Pero después de un segundo…
– Ese es el problema…
Ana se detuvo en seco. Se dio la vuelta.
– ¿Qué dijiste, cariño?
Un leve sollozo vino desde debajo de la manta:
– No hay nadie aquí. Ya no tengo a mi perro…
Se acercó con cuidado. Pedro se limpió la nariz con la manga y empezó a hablar con timidez.
Era lo más largo que había dicho en un mes.
Le habló de Sara – la gran y dulce perra que siempre estuvo a su lado. Que lo protegía, lo calentaba, lo consolaba. Sara no tenía miedo de los gritos, no se escondía como él. Siempre se quedaba con él.
– Dormía con ella. Me protegía de… ellos, – Pedro titubeó. Nunca decía “padres”.
Ana guardó silencio. Solo escuchó.
– Y luego dijeron que ya no estaría, – su voz se quebró. – Y yo no pude salvarla…
El corazón de Ana se encogió de dolor. Era tan pequeño. Y ya había soportado tanto.
Ana se arrodilló junto a la cama y lo abrazó con fuerza, aunque él no lo esperaba.
– Lo siento… – susurró.
Pedro no respondió. Pero tampoco se apartó.

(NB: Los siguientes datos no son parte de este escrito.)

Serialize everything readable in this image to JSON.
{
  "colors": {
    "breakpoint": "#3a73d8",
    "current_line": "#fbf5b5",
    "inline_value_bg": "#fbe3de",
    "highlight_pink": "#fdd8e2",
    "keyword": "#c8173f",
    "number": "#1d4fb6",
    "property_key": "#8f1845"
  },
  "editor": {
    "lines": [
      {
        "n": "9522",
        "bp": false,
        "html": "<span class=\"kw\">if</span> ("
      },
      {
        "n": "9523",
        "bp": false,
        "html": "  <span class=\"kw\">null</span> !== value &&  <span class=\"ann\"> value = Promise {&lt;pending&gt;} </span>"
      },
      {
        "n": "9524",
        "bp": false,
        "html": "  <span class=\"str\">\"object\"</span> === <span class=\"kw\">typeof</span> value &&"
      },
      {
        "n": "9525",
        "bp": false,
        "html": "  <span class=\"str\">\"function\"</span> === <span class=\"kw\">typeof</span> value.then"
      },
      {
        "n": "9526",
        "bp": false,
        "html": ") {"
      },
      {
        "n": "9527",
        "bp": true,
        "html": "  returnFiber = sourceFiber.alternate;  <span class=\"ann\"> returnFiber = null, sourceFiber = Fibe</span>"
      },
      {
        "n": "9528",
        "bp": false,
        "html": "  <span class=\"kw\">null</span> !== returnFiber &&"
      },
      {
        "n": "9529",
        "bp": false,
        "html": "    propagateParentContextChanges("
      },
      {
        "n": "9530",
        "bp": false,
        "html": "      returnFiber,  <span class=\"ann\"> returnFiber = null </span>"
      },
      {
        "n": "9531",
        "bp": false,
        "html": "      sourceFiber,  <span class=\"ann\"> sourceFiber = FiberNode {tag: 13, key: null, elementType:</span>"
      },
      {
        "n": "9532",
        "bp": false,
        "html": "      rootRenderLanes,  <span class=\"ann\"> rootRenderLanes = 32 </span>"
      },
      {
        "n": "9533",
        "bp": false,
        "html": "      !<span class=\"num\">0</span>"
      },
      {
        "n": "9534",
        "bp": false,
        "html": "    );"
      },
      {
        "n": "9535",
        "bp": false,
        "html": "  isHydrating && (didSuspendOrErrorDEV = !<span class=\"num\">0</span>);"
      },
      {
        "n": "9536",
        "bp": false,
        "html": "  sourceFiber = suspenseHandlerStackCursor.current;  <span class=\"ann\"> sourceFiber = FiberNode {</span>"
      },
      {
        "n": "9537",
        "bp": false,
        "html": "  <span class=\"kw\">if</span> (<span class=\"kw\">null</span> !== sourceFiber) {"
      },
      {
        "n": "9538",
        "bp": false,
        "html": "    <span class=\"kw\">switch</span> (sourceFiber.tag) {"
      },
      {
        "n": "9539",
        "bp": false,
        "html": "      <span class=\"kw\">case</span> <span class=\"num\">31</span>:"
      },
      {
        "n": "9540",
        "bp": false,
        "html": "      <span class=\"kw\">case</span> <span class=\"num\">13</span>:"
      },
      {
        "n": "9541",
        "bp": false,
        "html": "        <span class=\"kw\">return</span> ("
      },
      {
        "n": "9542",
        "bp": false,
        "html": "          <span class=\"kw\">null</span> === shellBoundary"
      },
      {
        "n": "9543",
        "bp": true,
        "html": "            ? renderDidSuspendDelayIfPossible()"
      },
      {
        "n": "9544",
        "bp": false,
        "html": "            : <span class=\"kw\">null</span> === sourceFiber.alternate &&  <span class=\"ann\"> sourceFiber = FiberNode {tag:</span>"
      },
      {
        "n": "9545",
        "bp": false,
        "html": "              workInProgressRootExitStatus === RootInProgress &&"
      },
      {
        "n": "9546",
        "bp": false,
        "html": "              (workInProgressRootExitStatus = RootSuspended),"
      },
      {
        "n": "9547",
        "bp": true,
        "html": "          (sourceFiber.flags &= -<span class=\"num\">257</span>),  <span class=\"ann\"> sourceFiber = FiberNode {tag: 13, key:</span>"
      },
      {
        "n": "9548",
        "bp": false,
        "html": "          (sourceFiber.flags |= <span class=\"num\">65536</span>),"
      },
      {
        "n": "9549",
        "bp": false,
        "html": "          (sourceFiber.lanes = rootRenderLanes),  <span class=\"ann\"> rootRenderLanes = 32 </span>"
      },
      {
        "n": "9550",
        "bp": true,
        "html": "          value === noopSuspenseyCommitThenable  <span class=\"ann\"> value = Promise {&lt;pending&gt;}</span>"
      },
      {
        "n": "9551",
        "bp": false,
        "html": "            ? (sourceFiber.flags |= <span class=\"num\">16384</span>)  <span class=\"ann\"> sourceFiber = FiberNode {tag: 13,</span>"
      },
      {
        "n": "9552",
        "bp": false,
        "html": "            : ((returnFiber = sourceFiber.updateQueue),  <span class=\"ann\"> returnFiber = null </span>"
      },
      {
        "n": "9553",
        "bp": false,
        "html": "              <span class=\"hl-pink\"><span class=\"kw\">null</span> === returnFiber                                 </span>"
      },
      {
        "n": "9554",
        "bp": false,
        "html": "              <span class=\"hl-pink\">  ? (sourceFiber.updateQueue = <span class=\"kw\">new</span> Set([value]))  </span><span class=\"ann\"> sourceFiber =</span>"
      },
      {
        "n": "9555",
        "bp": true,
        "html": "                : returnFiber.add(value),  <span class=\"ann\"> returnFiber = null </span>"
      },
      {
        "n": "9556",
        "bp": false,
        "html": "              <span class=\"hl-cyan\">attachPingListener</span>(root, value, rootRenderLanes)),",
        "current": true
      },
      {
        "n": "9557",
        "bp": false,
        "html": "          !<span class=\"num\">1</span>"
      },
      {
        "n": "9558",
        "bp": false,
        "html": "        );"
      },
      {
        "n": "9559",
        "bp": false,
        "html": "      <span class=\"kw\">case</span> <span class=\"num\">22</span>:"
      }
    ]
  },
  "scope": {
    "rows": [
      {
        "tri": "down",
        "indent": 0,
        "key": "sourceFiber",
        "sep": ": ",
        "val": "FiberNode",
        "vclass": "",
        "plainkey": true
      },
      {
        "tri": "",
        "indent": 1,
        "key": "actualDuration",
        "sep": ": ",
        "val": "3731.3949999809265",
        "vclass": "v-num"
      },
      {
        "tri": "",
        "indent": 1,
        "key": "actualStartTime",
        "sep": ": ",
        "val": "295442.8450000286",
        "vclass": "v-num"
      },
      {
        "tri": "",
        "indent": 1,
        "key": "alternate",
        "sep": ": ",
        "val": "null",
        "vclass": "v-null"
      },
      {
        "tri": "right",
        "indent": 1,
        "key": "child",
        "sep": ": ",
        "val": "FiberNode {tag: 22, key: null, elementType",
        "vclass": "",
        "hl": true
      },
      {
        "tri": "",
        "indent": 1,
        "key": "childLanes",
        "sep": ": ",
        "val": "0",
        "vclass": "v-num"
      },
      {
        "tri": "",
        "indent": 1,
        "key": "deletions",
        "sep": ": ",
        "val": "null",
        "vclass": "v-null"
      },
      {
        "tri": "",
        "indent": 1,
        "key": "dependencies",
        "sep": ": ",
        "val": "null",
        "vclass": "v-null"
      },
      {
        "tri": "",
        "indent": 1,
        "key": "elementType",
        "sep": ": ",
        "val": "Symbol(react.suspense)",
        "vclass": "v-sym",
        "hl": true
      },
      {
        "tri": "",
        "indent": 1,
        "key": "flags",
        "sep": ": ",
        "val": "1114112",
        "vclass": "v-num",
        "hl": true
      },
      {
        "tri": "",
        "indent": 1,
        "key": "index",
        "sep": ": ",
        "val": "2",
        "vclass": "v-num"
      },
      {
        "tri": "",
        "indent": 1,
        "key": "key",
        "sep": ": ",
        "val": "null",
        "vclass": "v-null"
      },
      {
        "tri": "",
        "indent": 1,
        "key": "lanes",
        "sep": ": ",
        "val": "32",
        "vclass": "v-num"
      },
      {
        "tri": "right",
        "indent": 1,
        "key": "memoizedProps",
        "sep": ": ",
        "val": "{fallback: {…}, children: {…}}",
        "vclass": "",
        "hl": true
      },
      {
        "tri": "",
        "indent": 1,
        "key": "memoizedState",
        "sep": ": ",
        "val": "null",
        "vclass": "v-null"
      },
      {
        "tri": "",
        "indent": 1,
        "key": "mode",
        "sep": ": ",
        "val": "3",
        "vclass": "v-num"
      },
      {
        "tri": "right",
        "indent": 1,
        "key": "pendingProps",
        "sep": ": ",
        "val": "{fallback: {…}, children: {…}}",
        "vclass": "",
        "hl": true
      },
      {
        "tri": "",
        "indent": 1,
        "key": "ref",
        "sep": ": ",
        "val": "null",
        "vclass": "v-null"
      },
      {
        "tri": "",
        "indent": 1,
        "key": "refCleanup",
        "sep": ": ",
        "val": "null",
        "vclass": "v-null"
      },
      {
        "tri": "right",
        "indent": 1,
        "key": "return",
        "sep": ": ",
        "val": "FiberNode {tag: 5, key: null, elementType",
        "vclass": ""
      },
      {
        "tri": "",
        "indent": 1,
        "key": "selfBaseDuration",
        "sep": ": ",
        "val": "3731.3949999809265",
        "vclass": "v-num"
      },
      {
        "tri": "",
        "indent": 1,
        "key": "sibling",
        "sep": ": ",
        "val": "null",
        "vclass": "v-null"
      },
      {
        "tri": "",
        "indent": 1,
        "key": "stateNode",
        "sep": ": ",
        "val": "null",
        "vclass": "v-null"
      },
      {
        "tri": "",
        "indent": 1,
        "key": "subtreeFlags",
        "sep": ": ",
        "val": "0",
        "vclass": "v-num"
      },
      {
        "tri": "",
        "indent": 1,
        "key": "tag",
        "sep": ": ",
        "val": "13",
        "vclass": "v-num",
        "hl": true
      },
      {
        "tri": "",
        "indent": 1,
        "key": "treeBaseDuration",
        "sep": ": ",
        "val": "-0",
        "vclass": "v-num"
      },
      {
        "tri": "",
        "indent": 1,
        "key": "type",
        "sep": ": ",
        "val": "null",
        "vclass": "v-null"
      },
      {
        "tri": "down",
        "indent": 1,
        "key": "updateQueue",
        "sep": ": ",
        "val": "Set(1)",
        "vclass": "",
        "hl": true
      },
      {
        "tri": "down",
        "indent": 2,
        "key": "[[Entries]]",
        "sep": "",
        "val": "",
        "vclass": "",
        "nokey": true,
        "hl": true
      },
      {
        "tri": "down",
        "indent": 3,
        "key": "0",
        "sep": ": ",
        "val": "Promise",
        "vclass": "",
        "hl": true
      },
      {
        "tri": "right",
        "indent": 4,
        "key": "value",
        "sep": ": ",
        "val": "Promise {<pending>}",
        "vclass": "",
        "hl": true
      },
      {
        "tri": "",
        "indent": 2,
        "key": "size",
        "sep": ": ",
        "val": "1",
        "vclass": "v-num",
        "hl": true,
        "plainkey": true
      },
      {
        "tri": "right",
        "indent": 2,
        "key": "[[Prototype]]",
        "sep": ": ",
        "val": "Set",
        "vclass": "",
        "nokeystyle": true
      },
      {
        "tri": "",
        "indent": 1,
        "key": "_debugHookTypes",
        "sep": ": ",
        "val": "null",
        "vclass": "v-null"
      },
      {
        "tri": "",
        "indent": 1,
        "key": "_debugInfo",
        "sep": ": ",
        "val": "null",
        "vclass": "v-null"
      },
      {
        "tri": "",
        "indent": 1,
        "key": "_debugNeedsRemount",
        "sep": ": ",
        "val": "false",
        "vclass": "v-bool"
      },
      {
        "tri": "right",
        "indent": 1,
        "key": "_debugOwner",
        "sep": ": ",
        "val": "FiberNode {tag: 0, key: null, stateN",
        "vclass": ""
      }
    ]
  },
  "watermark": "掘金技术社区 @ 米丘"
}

A la mañana siguiente, Ana llamó a David. Hubo un largo silencio al otro lado de la línea, luego él suspiró y dijo en voz baja:
– Creo que tenemos espacio para un miembro más en la familia.
Ese mismo día fueron al refugio.
Pedro no sabía a dónde lo llevaban. Se quedó malhumorado en el asiento trasero hasta que el coche se detuvo. Luego levantó la cabeza y vio el cartel.
– ¿Un refugio? – Su voz sonó sorprendida e insegura.
– Vamos a ver, – Ana tomó su mano.
No la apartó. Y una hora después, sentado en el suelo entre decenas de perros, de repente sonrió.
Frente a él estaba un perro esponjoso, con dulces ojos marrones. El animal se acercó con cautela y le lamió la mejilla.
Pedro contuvo la respiración por un instante.
Ana sintió el calor extenderse por su corazón.
Y esa noche, por primera vez en un mes, desde la habitación infantil no se escuchó ningún grito.
Solo la respiración tranquila de un niño acurrucado – y a su lado, un alma cálida y peluda.